La jeune femme soupira. Elle prit congé de sa mère, songeant que cette dernière avait au moins réussi une chose, puisqu’elle lui avait passé ce flambeau. […] Elle avait fait ce qu’elle avait pu. Sa démarche était trop isolée, dans un environnement d’anciens captifs atteints du syndrome de Stockholm. Ils étaient amoureux de leurs tortionnaires. Même quand ils prétendaient les détester, ils ne tournaient leurs regards que vers eux. La descendance des maîtres en avait conscience. Elle se gaussait. Pour pimenter le jeu, elle offrait quelques strapontins, évoquait la discrimination positive. Rien qui lui coûte. […] Il n’y avait pas de Kémites, au conseil d’administration des grandes banques, […], pas de Kémites à la tête des grands partis, quel que soit leur bord. Pas l’ombre d’un Kémite, pour porter la parole des syndicats importants, […]. Bien sûr, il y en aurait à la télévision. Sous peu ils seraient même légion. Qu’avait-on à craindre d’eux ? Ils n’avaient rien à imposer : leurs religions, leurs noms, leur mode de pensée, étaient maintenant empruntés aux autres. […] L’âme kémite était désormais un logiciel infesté de virus : division, méconnaissance de soi, acceptation de l’injure comme vérité.

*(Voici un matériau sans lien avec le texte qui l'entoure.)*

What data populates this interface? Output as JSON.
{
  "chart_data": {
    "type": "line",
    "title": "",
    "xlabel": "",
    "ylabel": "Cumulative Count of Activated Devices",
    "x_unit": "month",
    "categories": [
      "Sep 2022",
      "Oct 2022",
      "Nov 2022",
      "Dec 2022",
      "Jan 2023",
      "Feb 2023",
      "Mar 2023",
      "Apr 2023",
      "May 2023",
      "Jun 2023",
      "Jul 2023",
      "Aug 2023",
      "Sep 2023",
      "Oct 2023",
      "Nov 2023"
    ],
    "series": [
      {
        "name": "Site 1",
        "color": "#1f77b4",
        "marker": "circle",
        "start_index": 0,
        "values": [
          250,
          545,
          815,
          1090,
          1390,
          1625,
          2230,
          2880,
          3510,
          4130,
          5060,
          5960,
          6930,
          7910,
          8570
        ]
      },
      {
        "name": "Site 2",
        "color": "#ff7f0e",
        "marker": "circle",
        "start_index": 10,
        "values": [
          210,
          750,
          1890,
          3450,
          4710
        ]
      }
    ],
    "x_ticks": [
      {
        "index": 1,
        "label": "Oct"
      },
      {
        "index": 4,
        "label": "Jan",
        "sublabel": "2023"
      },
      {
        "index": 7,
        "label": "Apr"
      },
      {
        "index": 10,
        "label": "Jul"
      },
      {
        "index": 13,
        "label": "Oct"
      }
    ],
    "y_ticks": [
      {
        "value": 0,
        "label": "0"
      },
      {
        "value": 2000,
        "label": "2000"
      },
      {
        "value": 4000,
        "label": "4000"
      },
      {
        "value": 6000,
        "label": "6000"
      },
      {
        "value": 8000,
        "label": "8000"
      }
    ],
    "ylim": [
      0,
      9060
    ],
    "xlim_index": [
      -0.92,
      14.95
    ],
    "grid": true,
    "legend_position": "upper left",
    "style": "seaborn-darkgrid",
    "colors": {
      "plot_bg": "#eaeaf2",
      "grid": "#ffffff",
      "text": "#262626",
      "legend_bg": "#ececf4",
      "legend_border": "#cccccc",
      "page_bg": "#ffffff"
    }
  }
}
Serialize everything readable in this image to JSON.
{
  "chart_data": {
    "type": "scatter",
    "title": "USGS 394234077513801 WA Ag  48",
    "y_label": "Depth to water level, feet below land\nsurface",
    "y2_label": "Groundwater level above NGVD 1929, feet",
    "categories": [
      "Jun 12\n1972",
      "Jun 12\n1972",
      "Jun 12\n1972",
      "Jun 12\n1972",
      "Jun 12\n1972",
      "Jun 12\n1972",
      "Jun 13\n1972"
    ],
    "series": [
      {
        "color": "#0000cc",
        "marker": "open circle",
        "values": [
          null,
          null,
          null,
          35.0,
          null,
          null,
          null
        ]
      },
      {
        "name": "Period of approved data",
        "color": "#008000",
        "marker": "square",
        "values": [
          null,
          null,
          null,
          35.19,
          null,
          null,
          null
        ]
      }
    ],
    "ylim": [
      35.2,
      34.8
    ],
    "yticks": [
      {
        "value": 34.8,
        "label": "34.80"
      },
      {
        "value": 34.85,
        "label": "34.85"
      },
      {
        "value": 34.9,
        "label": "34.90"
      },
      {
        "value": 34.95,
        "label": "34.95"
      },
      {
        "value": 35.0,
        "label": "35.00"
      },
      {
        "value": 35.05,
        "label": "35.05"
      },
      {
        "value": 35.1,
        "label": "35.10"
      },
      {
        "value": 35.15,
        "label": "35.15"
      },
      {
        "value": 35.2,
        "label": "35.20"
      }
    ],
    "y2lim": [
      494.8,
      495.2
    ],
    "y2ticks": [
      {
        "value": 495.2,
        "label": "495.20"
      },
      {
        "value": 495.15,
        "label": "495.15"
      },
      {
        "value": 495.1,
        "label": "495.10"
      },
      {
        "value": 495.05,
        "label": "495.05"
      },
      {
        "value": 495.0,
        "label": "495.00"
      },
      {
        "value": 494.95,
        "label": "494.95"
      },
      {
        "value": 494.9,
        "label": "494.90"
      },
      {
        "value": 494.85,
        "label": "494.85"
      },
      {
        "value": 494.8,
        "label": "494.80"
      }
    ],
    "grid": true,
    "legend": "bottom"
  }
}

Par exemple, on avait fait tout un tapage, autour de la présentation du journal télévisé du soir par un Kémite. On n’avait pas précisé qu’il était temps. Après que le troisième millénaire entamait sa première enjambée, on faisait un barouf de tous les diables à propos de l’événement. Un journaliste noir. On ne savait même pas que cela pouvait exister. Le soir de la première, puisqu’il était question de spectacle, les Kémites d’ici avaient retenu leur souffle, croisé les doigts, fait brûlé des cierges. Pourvu qu’il soit bon. Qu’il fasse honneur à la couleur. Il avait tenu le pari. Le frangin était bien formé, compétent, très à l’aise. Il avait du métier, il était prêt, méritait sa place, montrait que les siens étaient des égaux des autres. En principe, l’évolution des espèces demandait du temps. Or, au bout de quelques générations seulement, les Kémites étaient déjà au niveau. C’était une performance. Il fallait la saluer : le nègre, enfin homme devenu. […] Ce n’était pas ce qu’Amandla avait vu. Son attention s’était fixée sur toutes les autres choses. Celles que personne d’autre ne semblait avoir notées. Le frangin était beau. Traits réguliers, nez présentable, raisonnablement lippu. Même le noir de sa peau avait une sorte de flamboyance. Il ne s’agissait pas d’une de ces carnations sombres, charbonneuses, repoussantes. Par ailleurs c’était l’été. La doublure estivale pouvait être un bel homme noir. La saison autorisait la détente, un brin de folie. Les beaux jours étaient passés, il avait bien fallu que la rentrée arrive, que le sérieux reprenne le dessus. Le frangin bien formé, compétent, avait dû exercer ses talents en binôme, sur d’autres programmes que le prestigieux 20 heures. […] On n’était toujours pas prêt à confier une émission importante à un homme noir. Dans cette société patriarcale, cette impossibilité avait un sens. Le maître de céans, l’homme blanc, conservait son rang, ses prérogatives. […] »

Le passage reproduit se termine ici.